Sebaiknya penggarisan dan penotolan zal diakukan hati - hati agar selulosa pada pelat
alumunium tidak hancur dan Tidak menggangguproses elusi. Tiap titik penotolan
diperhatikan jaraknya dan juga sebaiknya jangan terlalu banyak agar warna yang terlihat
nanti terbentuk dengan sempurna.
Setelah selesai ditotol, pelat diletakkan dalam chamber dan jangan sampai garis dimana
zat - zat ditotolkan terendam dalam eluen karena dikhawatirkan zat - zat tersebut justru
akan terlarut dan tersebar di eluen nya dan tidak bergerak ke atas seperti yang
diinginkan. Pelat yang sudah dimasukkan itu kemudian ditunggu hingga terelusi sampai
garis atas yang sudah dibuat, hal ini karena jika tidak maka zat nya bisa saja bergerak
jauh ke atas keluar dari pelat.
Pelat yang sudah terelusi kemudian dikeluarkan dari chamber dan dikeringkan dengan
cara diangin-anginkan kemudian dilihat di bawah sinar UV untuk memudahkan
pengamatan bercak agar bisa disemprotkan penampak bercak pada spot yang terlihat di
sinar UV. Penampak bercak yang digunakan pada percobaan ini adalah PDAB-HCl.
Pada praktikum kali ini pada eluen A diperoleh hasil spot sampel yang dihitung dari
jarak eluen adalah 1.5cm, Sulfadiazin 1.2cm, Sulfametoksazol 2 cm, sulfadimidin 2,5
cm. Dengan hasil rf yang didapat dari perhitungan jarak spot dibagi dengan jarak elusi
pada sampel adalah 0,375 cm, sulfadiazin 0,3 cm , sulfametoksazol 0,5 cm, dan
sulfadimidin 0,625 cm.
Dari hasil Rf dapat diperoleh hasil Rg yang menjadi acuan untuk menentukan sampel
yang didapat adalah campuran antara senyawa apa saja. Rg sampel Dengan pembanding
1 di eluen A adalah 1,25 cm, Pembanding 2 Adalah 0,75cm, dan pembanding 3 adalah
0,6 cm.
Pada eluen B diperoleh hasil spot sampel ada dua spot. Sampel 1 adalah 0,6 cm dan
sampel 2 adalah 1 cm, sulfadiazin 0,6 cm, sulfametoksazol 0,6 cm, dan sulfadimidin 0,9
cm. Dan hasil rf yang didapat pada sampel 1 adalah 0,15 cm, sampel 2 adalah 0,25 cm,
sulfadiazin 0,15 cm, sulfametoksazol 0,15 cm, dan sulfadimidin 0,225 cm.

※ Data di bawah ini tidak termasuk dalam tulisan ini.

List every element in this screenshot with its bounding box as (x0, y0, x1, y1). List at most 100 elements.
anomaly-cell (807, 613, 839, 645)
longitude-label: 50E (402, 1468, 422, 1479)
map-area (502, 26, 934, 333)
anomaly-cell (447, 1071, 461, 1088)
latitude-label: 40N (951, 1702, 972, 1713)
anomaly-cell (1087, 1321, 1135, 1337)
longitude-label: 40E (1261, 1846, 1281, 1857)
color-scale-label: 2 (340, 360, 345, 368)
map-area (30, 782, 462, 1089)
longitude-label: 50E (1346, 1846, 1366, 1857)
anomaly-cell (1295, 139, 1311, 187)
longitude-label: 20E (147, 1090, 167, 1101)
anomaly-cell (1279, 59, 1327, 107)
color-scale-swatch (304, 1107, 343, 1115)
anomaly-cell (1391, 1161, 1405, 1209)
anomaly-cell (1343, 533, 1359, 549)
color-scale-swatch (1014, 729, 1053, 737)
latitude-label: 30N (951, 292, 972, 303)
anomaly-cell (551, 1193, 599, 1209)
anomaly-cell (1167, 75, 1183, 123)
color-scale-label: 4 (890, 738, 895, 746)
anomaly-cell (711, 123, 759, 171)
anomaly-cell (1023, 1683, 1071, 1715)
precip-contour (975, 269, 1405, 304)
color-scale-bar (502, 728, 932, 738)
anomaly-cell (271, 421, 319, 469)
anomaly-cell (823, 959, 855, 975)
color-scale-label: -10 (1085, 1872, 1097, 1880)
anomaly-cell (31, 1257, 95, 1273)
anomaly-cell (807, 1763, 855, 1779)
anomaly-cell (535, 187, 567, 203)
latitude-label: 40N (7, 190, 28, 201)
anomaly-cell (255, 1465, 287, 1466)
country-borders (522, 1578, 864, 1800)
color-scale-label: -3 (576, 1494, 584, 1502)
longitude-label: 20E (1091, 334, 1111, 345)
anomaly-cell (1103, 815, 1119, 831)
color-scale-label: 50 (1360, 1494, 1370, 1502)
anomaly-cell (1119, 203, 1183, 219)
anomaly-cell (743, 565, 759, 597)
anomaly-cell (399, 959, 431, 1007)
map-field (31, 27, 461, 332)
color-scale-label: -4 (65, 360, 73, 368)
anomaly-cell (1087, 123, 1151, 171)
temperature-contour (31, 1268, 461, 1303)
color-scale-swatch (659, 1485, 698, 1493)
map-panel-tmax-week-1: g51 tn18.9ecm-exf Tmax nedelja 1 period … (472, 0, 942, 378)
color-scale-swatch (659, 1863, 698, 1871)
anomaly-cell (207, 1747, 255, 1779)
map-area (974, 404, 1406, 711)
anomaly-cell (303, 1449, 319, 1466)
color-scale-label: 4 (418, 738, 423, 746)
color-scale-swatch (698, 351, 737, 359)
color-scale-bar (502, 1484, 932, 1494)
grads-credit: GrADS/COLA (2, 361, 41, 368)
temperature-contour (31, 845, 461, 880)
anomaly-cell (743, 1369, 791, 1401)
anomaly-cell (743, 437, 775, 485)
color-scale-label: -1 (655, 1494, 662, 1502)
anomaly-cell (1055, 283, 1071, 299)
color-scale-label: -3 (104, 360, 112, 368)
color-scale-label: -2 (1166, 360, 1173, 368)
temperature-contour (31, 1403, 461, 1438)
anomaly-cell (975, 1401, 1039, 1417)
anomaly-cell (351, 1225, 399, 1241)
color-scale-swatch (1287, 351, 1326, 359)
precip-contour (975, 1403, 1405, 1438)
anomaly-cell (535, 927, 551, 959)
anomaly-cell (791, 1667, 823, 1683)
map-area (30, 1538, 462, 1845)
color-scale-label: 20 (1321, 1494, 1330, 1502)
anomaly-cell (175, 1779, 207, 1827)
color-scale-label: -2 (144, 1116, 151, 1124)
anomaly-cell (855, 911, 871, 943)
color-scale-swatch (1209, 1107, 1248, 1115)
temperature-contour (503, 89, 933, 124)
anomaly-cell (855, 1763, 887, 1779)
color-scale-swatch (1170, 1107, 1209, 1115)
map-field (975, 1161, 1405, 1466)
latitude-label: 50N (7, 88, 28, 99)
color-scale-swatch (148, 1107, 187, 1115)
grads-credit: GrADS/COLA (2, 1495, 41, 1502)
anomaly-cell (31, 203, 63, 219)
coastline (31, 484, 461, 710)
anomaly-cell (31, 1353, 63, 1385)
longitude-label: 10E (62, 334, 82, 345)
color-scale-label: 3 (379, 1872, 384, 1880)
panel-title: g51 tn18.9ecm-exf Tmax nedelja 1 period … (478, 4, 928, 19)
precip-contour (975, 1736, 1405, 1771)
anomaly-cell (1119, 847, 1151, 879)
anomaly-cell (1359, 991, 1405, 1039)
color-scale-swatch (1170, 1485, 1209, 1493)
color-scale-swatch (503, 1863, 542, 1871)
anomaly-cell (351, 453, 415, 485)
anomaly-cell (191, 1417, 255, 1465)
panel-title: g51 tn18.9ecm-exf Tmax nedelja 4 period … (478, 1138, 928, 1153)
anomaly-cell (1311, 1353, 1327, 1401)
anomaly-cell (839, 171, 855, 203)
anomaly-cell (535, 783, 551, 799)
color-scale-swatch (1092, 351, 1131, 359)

Dari hasil tersebut kita dapat menghitung rg, yaitu dengan membagi rf sampel dengan rf
pembanding. Untuk hasil rg sampel 1 dengan pembanding 1 adalah 1 cm, dengan
pembanding 2 adalah 1 cm, dan dengan pembanding 3 adalah 0,667 cm. Dan untuk
hasil rg sampel 2 dengan pembanding 1 adalah 1,6 cm, dengan pembanding 2 adalah 1,6
cm, dan dengan pembanding 3 adalah 1,1 cm.
Dari Hasil diatas ternyata nilai Rg yang paling mendekati adalah pada pembanding 1
yaitu sulfadiazin sementara itu sampel lain yang tercampur tidak dapat dianalisis karena
pengamatan bercak pada profil pelat tidak terlalu jelas. Nilai Rg yang merupakan
perbandingan nilai Rf dari sampel 1 dan pembanding 1 sulfadiazin menunjukkan nilai
sempurna 1 pada eluen B yang menunjukkan bahwa salah satu dari senyawa Dalam
sampel campuran dua senyawa tersebut adalah sulfadiazin. Senyawa lain tak bisa di
analisis kemungkinan adalah karena larutan yang digunakan pada eluen A atau eluen B
tidak terlalu baik dalam melarutkan senyawa yang terdapat dalam sampel.